Within an urban oasis of 40 acres of secluded woodland surrounding the monastery, the usual sounds of a busy city are subdued. Here, too, stands our highly regarded middle school and high school, where the values of our patrons, St. Benedict and St. Anselm, are proclaimed among our youth as we prepare them for lives of service to God and their fellow human beings.
Some have referred to the abbey as “Washington’s best kept secret”; perhaps this is because monks are not naturally given to the more ostentatious ways of projecting themselves upon the surrounding world. Monasteries are primarily places of prayer and virtuous activity, and our evangelization is precisely through prayer, spiritual direction, and education. We cordially invite you to share our “secret.” We invite you to “come and see.”

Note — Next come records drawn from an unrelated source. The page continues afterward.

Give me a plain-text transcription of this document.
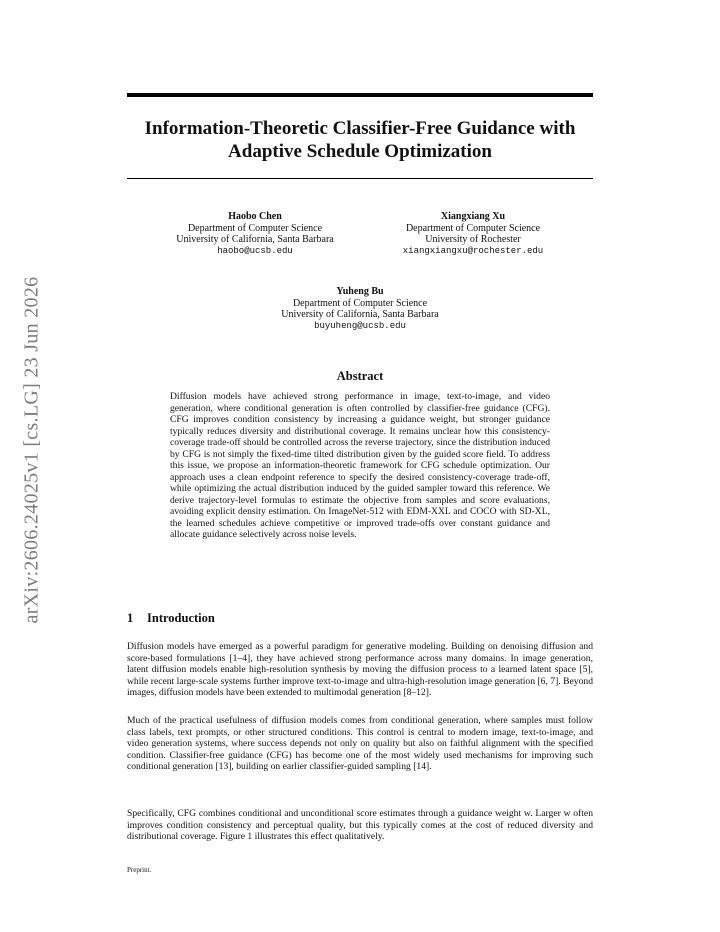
arXiv:2606.24025v1 [cs.LG] 23 Jun 2026
Information-Theoretic Classifier-Free Guidance with Adaptive Schedule Optimization
Haobo Chen
Department of Computer Science
University of California, Santa Barbara
haobo@ucsb.edu
Xiangxiang Xu
Department of Computer Science
University of Rochester
xiangxiangxu@rochester.edu
Yuheng Bu
Department of Computer Science
University of California, Santa Barbara
buyuheng@ucsb.edu
Abstract

Diffusion models have achieved strong performance in image, text-to-image, and video generation, where conditional generation is often controlled by classifier-free guidance (CFG). CFG improves condition consistency by increasing a guidance weight, but stronger guidance typically reduces diversity and distributional coverage. It remains unclear how this consistency-coverage trade-off should be controlled across the reverse trajectory, since the distribution induced by CFG is not simply the fixed-time tilted distribution given by the guided score field. To address this issue, we propose an information-theoretic framework for CFG schedule optimization. Our approach uses a clean endpoint reference to specify the desired consistency-coverage trade-off, while optimizing the actual distribution induced by the guided sampler toward this reference. We derive trajectory-level formulas to estimate the objective from samples and score evaluations, avoiding explicit density estimation. On ImageNet-512 with EDM-XXL and COCO with SD-XL, the learned schedules achieve competitive or improved trade-offs over constant guidance and allocate guidance selectively across noise levels.

1 Introduction

Diffusion models have emerged as a powerful paradigm for generative modeling. Building on denoising diffusion and score-based formulations [1–4], they have achieved strong performance across many domains. In image generation, latent diffusion models enable high-resolution synthesis by moving the diffusion process to a learned latent space [5], while recent large-scale systems further improve text-to-image and ultra-high-resolution image generation [6, 7]. Beyond images, diffusion models have been extended to multimodal generation [8–12].

Much of the practical usefulness of diffusion models comes from conditional generation, where samples must follow class labels, text prompts, or other structured conditions. This control is central to modern image, text-to-image, and video generation systems, where success depends not only on quality but also on faithful alignment with the specified condition. Classifier-free guidance (CFG) has become one of the most widely used mechanisms for improving such conditional generation [13], building on earlier classifier-guided sampling [14].

Specifically, CFG combines conditional and unconditional score estimates through a guidance weight w. Larger w often improves condition consistency and perceptual quality, but this typically comes at the cost of reduced diversity and distributional coverage. Figure 1 illustrates this effect qualitatively.

Preprint.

Announcement: Monastic Immersion Weekend, May 1-3
We are pleased to announce that on the first weekend of May we will be holding a “Monastic Immersion Weekend” for men between the ages of 20 and 35 who would like to learn more about Benedictine life as a way in which they might be able to serve the Lord and the Church. Our program will begin in the late afternoon of that Friday and conclude in the early afternoon on Sunday. During the weekend, the participants will follow the regular schedule of the abbey, joining the monks in choir for Mass and the Liturgy of the Hours, as well as for all meals in the refectory. During the weekend there will be talks given by two of the monks and a third talk by a layman who is helping us organize the program.
In addition to scheduled periods for those talks and for liturgical services and meals, there will be opportunity for personal prayer, lectio divina (the prayerful reflection on Scripture or other religious texts), and speaking with one or another of the monks. There is no charge for the weekend at the abbey, although persons coming from a distance will be responsible for their own travel expenses.